In short, they would have had to find a pretext to impose a section on him (a section is the relevant part of the Mental Health Act that allows the detention of a mentally ill person who requires treatment). This is not the only time this trick has been used. Last September an ATU in south Wales imposed a section on a young autistic woman, Claire Dyer, who had attempted to run away a number of times and was sometimes violent, although was calmer when her parents and family were around, and was allowed out with them regularly. A month or so later, the team at the ATU conveniently decided she needed to be transferred to a secure hospital unit in Northampton, some 185 miles away, which would separate her from her family and friends whose contact obviously made a positive difference to her state of mind and behaviour.
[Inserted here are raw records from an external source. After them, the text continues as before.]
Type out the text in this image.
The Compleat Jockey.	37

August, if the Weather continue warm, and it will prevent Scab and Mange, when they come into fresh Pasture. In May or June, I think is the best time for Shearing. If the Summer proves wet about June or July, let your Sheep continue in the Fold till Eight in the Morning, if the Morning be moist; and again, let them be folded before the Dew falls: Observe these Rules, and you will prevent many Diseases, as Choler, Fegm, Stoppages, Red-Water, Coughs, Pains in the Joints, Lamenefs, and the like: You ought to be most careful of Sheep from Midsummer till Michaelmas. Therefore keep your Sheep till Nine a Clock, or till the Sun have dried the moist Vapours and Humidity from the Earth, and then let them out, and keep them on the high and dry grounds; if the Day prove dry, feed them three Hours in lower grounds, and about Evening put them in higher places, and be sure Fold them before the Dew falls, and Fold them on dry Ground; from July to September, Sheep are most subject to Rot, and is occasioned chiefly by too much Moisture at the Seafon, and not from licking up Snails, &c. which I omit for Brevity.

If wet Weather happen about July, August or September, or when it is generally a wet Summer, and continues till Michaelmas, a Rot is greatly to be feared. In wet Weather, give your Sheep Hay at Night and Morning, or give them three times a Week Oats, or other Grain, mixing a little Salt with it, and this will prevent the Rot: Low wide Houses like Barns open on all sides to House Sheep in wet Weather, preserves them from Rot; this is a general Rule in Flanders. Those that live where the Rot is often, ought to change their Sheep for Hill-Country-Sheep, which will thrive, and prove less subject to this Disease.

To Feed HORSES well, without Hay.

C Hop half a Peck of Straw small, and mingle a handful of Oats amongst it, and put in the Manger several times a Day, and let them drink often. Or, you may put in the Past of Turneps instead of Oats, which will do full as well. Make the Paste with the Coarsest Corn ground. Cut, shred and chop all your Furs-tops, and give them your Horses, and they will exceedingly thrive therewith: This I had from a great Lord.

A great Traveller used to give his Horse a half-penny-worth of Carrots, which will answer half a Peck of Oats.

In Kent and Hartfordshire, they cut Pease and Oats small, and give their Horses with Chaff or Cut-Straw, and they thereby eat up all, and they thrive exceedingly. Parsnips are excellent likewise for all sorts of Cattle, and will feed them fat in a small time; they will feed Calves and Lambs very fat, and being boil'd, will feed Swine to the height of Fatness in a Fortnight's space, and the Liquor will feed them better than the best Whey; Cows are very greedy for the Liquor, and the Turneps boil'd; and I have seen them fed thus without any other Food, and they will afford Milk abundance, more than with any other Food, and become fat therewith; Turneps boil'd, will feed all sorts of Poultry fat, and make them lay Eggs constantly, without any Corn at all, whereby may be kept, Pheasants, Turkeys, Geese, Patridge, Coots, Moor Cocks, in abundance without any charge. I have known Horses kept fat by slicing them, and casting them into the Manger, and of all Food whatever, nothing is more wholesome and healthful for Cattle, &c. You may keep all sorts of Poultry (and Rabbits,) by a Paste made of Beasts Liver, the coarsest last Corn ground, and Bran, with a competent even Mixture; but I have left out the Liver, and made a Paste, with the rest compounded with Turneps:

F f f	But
The family have fought the decision, but a tribunal is not due to meet again until May, and the team has refused to rule out the transfer to Northampton (where there are currently no beds and an interview was thwarted by her and her family’s lack of co-operation), something which has caused the young woman a lot of stress for which they at one point prescribed diazepam rather than simply abandoning the idea.

There are laws in this country which allow residential units to manage challenging behaviour and prevent escape attempts by people with learning disabilities or dementia when they would, for example, get themselves lost or run into the road or do something else dangerous, in particular the Mental Capacity Act. The Mental Health Act is meant for ensuring that mentally ill people get treatment when their illnesses mean they would resist, or cause them to behave dangerously.

NHS England has given a commitment to get long-stay residents out of ATUs by June this year, but only a small number have currently got an exit date of before June. The units are commonly used when there is a crisis in a learning disabled person’s life rather than the onset of mental illness as such; it is often precipitated by the end of school life and a transition to an uncertain adult life and the departure of most of their friends. An example was Connor Sparrowhawk, an 18-year-old who was autistic and had epilepsy, who was admitted to such a unit in Oxford in March 2013 after a crisis that was exacerbated by lack of support from local health and social services. It was intended that he remain there only as long as it would take to get home support in place, and the senior staff at the unit believed that he was not mentally ill and should be discharged. However, he drowned in the unit’s bath in July; he had been left alone, observed only at 15-minute intervals despite the staff knowing he had epilepsy. This, of course, is not because it was a psychiatric unit but because it was negligently run, as demonstrated by a subsequent Care Quality Commission inspection report and by the independent investigation into Connor’s death, but that an NHS trust can let that unit and its neighbouring unit get into that state does show that there is a lack of aspiration for people with learning disabilities in this country, and a low expectation of what kind of care can or should be provided for them.

It is to be welcomed that someone is publicly challenging the science behind psychiatry and exposing the harms caused by some common psychiatric drugs. All this is happening to people with learning disabilities as well, and for some there is no accommodation available other than one of these psychiatric units. I hope that his organisation will join in the fight to free both people with diseases like ME, as well as people with autism and other learning disabilities, from the tyranny of psychiatry, from sedatives which cause debilitating side effects, from laws which enable to clinicians to rearrange lives for dubious benefit at the stroke of a pen. They should, at most, be on tap rather than on top in the care of people with learning disabilities. Will Dr Davies join us in fighting this abuse against some of society’s most vulnerable?